The administrator of La Francophonie, Roger Dehaybe, defined pluri-lingualism as "a profoundly humanistic international cause". The fight to defend pluri-lingualism is an ethical one, he said, and it has a strategic dimension with regard to the all-  powerful mass media.

The secretary-general of the UN Conference on Trade and Development (UNCTAD), Rubens Ricupero, shared his concern over the fate of communications, predicting that the electronic trade would soon be dominated by a single language: English. Ricupero wondered whether globalized telecommunications and the audio-visual industry "will impose cultural uniformity".

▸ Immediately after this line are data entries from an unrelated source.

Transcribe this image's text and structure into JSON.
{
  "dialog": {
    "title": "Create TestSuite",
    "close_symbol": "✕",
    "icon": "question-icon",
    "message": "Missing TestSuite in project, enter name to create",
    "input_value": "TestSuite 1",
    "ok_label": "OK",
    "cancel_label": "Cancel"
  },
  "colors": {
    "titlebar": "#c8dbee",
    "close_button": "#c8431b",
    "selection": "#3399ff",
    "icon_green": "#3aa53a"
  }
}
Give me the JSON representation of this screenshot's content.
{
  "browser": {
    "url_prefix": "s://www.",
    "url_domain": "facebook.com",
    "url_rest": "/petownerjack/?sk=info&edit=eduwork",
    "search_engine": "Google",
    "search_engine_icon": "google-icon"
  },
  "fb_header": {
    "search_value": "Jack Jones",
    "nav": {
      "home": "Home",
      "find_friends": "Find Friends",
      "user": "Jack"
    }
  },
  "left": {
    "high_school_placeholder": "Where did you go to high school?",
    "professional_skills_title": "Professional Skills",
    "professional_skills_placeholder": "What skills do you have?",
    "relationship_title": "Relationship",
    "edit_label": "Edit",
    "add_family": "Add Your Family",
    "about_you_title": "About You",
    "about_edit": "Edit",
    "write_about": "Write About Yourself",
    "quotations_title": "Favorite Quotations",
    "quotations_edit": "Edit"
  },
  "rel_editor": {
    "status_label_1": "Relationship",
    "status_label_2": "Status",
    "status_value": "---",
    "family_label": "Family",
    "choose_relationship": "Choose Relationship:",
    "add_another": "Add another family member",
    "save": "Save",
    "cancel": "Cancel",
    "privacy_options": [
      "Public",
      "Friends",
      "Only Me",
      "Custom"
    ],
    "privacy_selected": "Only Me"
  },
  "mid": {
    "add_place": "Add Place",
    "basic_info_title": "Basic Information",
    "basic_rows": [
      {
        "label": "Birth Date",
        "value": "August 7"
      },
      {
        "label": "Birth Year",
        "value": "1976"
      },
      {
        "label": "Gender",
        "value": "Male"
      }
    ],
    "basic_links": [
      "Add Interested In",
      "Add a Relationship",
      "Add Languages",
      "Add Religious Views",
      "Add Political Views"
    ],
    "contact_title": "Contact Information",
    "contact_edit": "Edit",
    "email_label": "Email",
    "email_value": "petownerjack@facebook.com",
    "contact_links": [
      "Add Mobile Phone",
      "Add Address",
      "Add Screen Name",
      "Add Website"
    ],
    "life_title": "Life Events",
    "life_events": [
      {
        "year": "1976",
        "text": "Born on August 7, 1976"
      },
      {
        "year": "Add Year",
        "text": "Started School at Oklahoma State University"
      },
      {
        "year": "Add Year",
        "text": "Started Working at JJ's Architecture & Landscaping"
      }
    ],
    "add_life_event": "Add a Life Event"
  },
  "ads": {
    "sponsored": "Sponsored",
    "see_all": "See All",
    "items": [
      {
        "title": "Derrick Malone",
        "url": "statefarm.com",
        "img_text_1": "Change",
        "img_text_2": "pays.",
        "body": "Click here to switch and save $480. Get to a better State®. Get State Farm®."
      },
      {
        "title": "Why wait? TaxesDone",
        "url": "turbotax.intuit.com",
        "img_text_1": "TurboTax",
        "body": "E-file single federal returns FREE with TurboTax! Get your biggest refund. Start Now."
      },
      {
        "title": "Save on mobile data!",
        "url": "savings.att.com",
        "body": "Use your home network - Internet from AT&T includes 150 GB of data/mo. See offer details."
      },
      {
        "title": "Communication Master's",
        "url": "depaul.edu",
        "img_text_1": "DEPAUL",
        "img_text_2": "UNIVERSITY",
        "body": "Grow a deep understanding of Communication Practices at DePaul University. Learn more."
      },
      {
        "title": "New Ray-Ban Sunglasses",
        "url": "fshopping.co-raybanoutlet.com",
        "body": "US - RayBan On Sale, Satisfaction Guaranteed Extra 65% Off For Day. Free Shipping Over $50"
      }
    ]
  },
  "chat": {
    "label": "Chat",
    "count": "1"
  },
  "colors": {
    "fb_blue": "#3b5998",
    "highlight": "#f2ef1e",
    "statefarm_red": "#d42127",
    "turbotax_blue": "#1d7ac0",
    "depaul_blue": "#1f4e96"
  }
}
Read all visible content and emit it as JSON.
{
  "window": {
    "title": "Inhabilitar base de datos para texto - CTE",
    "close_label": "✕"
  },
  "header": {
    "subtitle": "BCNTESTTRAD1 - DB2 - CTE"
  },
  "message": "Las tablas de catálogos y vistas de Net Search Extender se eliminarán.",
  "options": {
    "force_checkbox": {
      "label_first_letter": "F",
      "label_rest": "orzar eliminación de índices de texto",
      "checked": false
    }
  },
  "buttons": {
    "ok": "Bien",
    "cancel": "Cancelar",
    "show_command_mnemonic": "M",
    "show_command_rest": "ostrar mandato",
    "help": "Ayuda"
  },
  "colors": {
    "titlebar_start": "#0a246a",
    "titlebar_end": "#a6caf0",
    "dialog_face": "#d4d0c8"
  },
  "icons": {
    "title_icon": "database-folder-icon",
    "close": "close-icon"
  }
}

The UNCTAD head called for the creation of space for other languages in electronic communications.

Therese Gastaut, director of information services at the United Nations in Geneva, lamented the fact that multi-lingualism did not have the same status within the UN community as other "causes", such as women's equality, the protection of minorities or the fight against religious intolerance.

The status of linguistic pluralism at the UN in Geneva "is not ideal, but it is acceptable", said Gastaut. But in relation to other UN headquarters in other parts of the world, "Geneva is, unfortunately, an exception", she said.

Several proposals were put forth at the seminar for the promotion of pluri-lingualism in alliance with other cultural groups, like the British Commonwealth, the Arab League, the Portuguese-speaking
countries, and the Ibero-American countries.

Francois-Xavier Ngoubeyou, head of the Cameroonian mission to the UN in Geneva, recalled that French-speaking diplomats and their Arab and Spanish-speaking colleagues had agreed on several occasions to suspend UN sessions until documents were distributed in all the UN languages.

Solidarity transcended language and cemented "an alliance with the Latin Americans in decisive votes in UN agencies", said Ngoubeyou.

Boutros-Ghali said "this struggle is not the monopoly of the Francophone countries". It belongs to all the large linguistic communities, such as the Portuguese, Spanish, Arab, Russian and Asian
communities, "but also the English speakers", he said. However, he warned that the pluralism issue should not be framed in terms of an exacerbated rivalry, but rather as a unifying complementarity".